May 25th – the date GDPR enforcement begins is almost here, and most companies are still working towards compliance. Cheryl O’Neill, Director of Product Management at Seal Software, looks at the hidden risk contracts pose for compliance and explains why machine learning techniques are the only way to get actionable visibility into the contract-based data that is flowing into and out of a company.
Businesses collecting and using customer data across the EU are preparing for the biggest upheaval in data protection law in the last 20 years. With weeks to go, The General Data Protection Regulation (GDPR) comes into force at the end of May, yet most business and IT leaders are still working towards meeting the new compliance mandate.
One of the most important changes that businesses need to be aware of is how individual rights have been affected, in respect to personal data. The GDPR is meant to give individuals more control over the ways in which businesses process their personal data, granting new rights and enhancing those that existed under the outgoing data protection regime.
In its sweeping effort to define and protect the handling of personally identifiable information, the GDPR framework defines a set of triggers for a data impact assessment. Even in cases where data use is lawful, individuals have the right to object at any time and processing must cease unless the controller demonstrates “compelling legitimate grounds” for overriding a request.
Contracts must be reviewed
Regulation and regulatory change is, in many ways, an information game. It is crucial to the GDPR readiness process, as outlined in Article 6 of the directive, to review and update existing contracts and similar templates that have data processing and privacy implications. This step, which also applies to many of the data regulations imposed on industry today such as PCI DSS and SOX, requires knowing where pertinent documents are, and what’s inside of them.
It is not unusual for an organization to have hundreds of thousands of contracts that will all need to be analyzed for GDPR-relevant clauses. Contracts that relate to the mandate must be identified so that action can be taken to support compliance itself. This means finding these contracts and going through each and every one of them to determine which ones need to be revised or re-papered, and then executing on the revised language.
The information that is pulled may include language on data breach obligations, as indicated in the contract documents, to ensure it is understood and complies with GDPR requirements. Contractual agreements with data processors, or other vendors that may come into contact with data subject to GDPR, should also be reviewed for clauses that define their scope.
If this is not enough, the GDPR says that a complaint process must be in place to ensure all new contracts are handled properly. Heaven forbid a single contract goes unnoticed that doesn’t have the proper indemnification language in it, and suddenly the company is at risk.
Technology drives compliance
It’s important to note that GDPR will be an ongoing process, not a one-time data fix. For many companies, getting into compliance requires employing armies of reviewers to read through each contract, flag and prioritize it for remediation. It’s a costly process that is inefficient, typically stretching out over weeks and often months, and unavoidably prone to error.
Especially at the enterprise level where thousands upon thousands of items must be reviewed, companies are also using analytics as a way to discover the contractual documents that apply to the GDPR, and to understand what terms are contained in them so they can be properly processed and brought into alignment.
Artificial intelligence is in many ways a game changer in that it has taken this activity out of the costly, unreliable domain of manual processing. Automated platforms using AI can be pointed at the various places where contracts and agreements are suspected to reside, identify them and go to work using a series of algorithms that make them easily classified and searchable.

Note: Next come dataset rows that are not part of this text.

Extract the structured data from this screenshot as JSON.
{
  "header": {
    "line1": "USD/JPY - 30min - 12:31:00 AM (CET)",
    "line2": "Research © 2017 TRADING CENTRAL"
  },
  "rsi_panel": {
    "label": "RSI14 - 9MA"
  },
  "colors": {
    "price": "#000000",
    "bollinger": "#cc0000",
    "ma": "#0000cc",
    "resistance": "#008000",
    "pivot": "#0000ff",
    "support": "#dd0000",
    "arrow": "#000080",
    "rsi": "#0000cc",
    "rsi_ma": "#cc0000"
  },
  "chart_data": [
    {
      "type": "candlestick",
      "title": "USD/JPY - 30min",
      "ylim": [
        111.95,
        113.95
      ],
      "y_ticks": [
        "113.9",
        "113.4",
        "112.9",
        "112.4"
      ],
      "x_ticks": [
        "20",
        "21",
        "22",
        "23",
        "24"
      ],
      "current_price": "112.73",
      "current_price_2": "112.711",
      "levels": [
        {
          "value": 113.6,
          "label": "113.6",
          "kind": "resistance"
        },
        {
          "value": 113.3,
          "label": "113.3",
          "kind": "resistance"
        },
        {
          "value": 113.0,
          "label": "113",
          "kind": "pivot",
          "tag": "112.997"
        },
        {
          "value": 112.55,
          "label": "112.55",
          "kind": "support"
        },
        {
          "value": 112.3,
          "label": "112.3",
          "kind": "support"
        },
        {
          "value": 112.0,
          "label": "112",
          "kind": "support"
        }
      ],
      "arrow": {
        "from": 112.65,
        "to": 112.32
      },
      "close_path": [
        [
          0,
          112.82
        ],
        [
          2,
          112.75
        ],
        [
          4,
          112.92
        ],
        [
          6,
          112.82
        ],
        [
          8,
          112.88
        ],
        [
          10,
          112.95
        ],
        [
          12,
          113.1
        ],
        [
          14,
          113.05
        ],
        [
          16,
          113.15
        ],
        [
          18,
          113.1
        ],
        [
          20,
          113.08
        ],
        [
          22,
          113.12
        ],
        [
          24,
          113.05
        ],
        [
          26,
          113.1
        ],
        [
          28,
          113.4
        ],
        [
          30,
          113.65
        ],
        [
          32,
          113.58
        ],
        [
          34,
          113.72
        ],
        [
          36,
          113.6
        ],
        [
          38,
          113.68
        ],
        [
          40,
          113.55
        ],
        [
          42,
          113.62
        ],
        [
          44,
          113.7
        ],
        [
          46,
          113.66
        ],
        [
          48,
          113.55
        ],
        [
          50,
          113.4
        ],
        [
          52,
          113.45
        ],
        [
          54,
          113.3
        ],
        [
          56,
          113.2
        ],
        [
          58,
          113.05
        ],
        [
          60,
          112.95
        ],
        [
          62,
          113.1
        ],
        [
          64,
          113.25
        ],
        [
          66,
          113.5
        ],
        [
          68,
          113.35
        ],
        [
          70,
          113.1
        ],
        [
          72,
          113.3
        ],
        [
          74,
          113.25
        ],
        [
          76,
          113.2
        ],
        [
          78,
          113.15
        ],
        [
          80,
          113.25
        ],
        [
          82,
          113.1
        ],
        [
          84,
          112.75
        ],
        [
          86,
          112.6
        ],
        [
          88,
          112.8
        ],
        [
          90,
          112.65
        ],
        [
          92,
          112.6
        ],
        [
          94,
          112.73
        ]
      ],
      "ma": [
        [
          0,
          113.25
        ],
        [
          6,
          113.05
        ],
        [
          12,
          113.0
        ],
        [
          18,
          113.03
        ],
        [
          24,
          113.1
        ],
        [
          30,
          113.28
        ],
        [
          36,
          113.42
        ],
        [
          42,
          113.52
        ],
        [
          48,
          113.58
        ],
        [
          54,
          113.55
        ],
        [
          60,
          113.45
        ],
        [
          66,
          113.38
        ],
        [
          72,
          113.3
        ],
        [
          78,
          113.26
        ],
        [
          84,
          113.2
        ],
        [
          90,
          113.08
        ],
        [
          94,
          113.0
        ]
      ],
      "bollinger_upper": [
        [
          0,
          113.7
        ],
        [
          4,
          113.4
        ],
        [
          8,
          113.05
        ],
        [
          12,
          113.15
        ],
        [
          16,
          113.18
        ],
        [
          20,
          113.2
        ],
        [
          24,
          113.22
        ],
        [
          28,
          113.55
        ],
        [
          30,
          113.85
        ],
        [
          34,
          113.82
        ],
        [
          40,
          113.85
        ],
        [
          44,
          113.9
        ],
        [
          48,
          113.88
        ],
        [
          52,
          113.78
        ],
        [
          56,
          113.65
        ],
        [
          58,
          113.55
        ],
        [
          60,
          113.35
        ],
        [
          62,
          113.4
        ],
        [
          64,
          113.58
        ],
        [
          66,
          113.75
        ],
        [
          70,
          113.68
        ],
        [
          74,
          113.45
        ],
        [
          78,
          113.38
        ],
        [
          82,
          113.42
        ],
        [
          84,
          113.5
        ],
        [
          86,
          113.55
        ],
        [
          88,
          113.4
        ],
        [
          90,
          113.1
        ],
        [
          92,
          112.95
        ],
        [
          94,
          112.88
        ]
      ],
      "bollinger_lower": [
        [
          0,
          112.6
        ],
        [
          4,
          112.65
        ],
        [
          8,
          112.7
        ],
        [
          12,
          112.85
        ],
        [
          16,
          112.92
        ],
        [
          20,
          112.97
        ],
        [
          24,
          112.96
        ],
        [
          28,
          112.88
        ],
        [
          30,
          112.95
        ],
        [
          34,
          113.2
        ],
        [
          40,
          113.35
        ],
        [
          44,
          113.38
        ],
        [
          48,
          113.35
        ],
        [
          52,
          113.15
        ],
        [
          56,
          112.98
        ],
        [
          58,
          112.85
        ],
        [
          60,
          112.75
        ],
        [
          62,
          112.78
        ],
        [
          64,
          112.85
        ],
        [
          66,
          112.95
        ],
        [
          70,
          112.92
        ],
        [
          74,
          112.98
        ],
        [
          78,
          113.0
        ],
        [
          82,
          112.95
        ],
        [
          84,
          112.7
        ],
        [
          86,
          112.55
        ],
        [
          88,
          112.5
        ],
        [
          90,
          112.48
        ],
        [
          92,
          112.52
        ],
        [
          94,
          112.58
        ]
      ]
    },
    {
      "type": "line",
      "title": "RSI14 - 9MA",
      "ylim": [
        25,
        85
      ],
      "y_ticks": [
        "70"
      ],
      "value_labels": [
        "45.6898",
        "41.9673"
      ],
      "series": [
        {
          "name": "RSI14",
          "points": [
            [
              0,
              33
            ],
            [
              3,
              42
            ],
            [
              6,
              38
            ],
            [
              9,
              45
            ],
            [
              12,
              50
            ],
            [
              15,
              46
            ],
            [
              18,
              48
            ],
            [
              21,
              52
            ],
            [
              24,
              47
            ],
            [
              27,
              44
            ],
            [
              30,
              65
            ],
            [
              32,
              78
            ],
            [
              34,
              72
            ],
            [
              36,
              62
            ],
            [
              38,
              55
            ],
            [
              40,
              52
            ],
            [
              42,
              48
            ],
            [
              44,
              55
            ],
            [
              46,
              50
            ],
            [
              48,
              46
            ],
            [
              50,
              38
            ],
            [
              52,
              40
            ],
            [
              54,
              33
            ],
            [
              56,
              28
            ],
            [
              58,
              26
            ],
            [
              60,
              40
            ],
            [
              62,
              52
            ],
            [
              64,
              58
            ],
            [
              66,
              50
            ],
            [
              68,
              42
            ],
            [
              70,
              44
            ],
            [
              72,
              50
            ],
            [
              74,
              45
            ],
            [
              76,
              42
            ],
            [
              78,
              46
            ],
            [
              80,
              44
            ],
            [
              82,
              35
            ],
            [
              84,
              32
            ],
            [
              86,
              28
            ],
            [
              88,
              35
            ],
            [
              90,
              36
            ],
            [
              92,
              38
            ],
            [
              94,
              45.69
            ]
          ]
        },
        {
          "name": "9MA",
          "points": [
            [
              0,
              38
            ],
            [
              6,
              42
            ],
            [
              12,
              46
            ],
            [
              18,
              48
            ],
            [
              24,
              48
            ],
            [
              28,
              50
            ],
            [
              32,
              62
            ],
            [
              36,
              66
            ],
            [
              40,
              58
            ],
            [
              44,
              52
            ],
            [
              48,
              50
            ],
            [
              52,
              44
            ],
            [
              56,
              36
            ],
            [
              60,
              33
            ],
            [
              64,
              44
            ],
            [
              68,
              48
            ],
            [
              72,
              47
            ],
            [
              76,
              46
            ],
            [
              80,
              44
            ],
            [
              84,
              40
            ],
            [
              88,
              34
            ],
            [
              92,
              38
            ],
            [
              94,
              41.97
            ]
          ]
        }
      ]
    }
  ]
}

The latest AI-powered, insight tools can be taught to correspond to both the direct requirements and the indirect implications of the GDPR. For example, the GDPR stipulates that data impact assessment called a DPIA must be conducted for certain types of data processing. Although not necessarily required, by implication, a well-drafted contract also will address items such as the frequency of the DPIA and whether the assessment must be conducted by an independent party.
Machine learning is the key
The long list of topics that must be addressed for compliance according to the terms of the GDPR will keep business leaders awake at night. Familiar and ubiquitous contractual terms spanning subcontracting of data processing and indemnification of data events to force majeure, data processing agreements, termination of rights pertaining to a data event, limitation of liability, and a host of other contractual subjects are specifically under GDPR oversight.
Seal Software has found that companies without clarity into contracts and similar documents often flounder when handling these very topics. One way the Seal platform addresses this is by using an AI method called machine learning to search contracts using refined policies of relevance to GDPR, such as contractual terms or clause combinations.
Particularly for organizations with contracts and other fragmented data sitting across multiple silos and owned by different business units, but lacking a complete enterprise view, machine learning techniques are the only way to get actionable visibility into the contract-based data that is flowing into and out of a company.
The imperative is to put real power into hands of those who need reliable information to make smart, strategic decisions about the GDPR, and with enforcement right around the corner, the time to act is now.